Strive’s Bitcoin Hoard: 13K+ and Counting-Hot or Not?

In a move that screams “we’re either geniuses or completely unhinged,” Strive Inc., the publicly traded asset management firm with a Bitcoin obsession, just flexed its financial muscles. On Jan. 28, they closed an upsized and oversubscribed follow-on offering, because apparently, investors are still throwing money at anything with the word “Bitcoin” in it. Oh, and they bought more Bitcoin. Shocking.

Crypto’s Wild Ride: $3T Stampede on CME – Bulls or Just Bull?

The institutions, those paragons of prudence, have finally dipped their quills into the crypto inkwell. By year’s end, their presence in regulated crypto derivatives was as unmistakable as a bear in a china shop. CME Group’s report on January 27, 2026, painted a picture of record-breaking activity in the fourth quarter. Volumes swelled, open interest ballooned, and product usage soared-a veritable feast for the financially famished.

Bitcoin’s Wild Price Adventure: From Digital Gold to Tech Stock Sidekick!

As we bid adieu to January 2026, a rather sobering thought has settled over many a crypto enthusiast: Bitcoin’s once-glorious narrative is crumbling faster than a cookie in a black hole.
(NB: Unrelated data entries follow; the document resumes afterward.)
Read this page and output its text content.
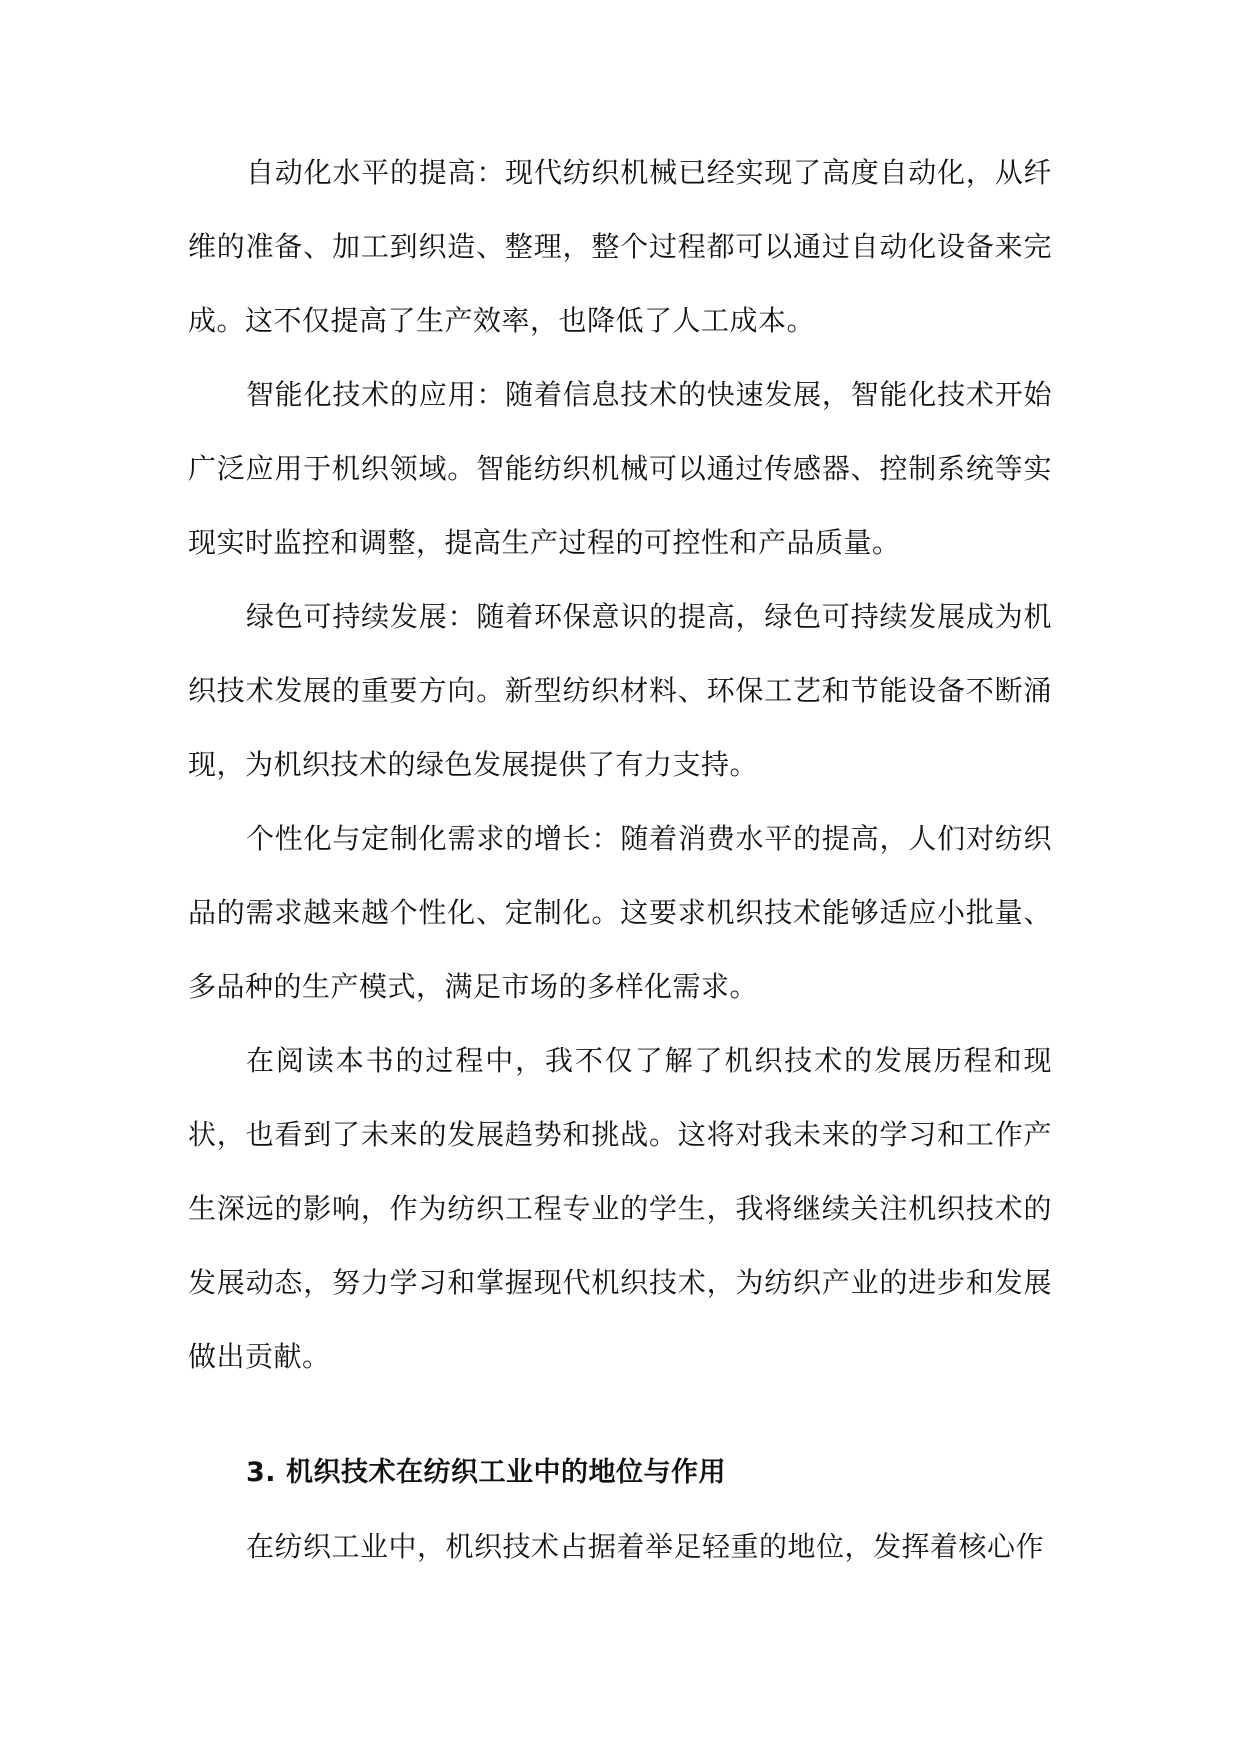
自动化水平的提高：现代纺织机械已经实现了高度自动化，从纤维的准备、加工到织造、整理，整个过程都可以通过自动化设备来完成。这不仅提高了生产效率，也降低了人工成本。

智能化技术的应用：随着信息技术的快速发展，智能化技术开始广泛应用于机织领域。智能纺织机械可以通过传感器、控制系统等实现实时监控和调整，提高生产过程的可控性和产品质量。

绿色可持续发展：随着环保意识的提高，绿色可持续发展成为机织技术发展的重要方向。新型纺织材料、环保工艺和节能设备不断涌现，为机织技术的绿色发展提供了有力支持。

个性化与定制化需求的增长：随着消费水平的提高，人们对纺织品的需求越来越个性化、定制化。这要求机织技术能够适应小批量、多品种的生产模式，满足市场的多样化需求。

在阅读本书的过程中，我不仅了解了机织技术的发展历程和现状，也看到了未来的发展趋势和挑战。这将对我未来的学习和工作产生深远的影响，作为纺织工程专业的学生，我将继续关注机织技术的发展动态，努力学习和掌握现代机织技术，为纺织产业的进步和发展做出贡献。

3. 机织技术在纺织工业中的地位与作用

在纺织工业中，机织技术占据着举足轻重的地位，发挥着核心作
What we are witnessing is the continuation of a trend established throughout 2025-a nearly intimate relationship between our dear cryptocurrency and those traditional risk assets, particularly the tech-heavy Nasdaq Composite-like a troubled couple at a therapy session.

BlackRock’s Quiet Revenge: Why XRP’s ETF is Still a Door Kept Shut!

BlackRock never rushes in – they tend to wait until the shouts and whistles from the institutional crowd are demanding their new weapon of mass containment. Think of it like a theater director who pays no heed to the critics until the show is sold out. McClurg mused that the Bitcoin ETF launched only after a chorus of “Hey, we want more Bitcoin!” resoundingly echoed. “Enough institutions were asking for them,” he wryly jabbed.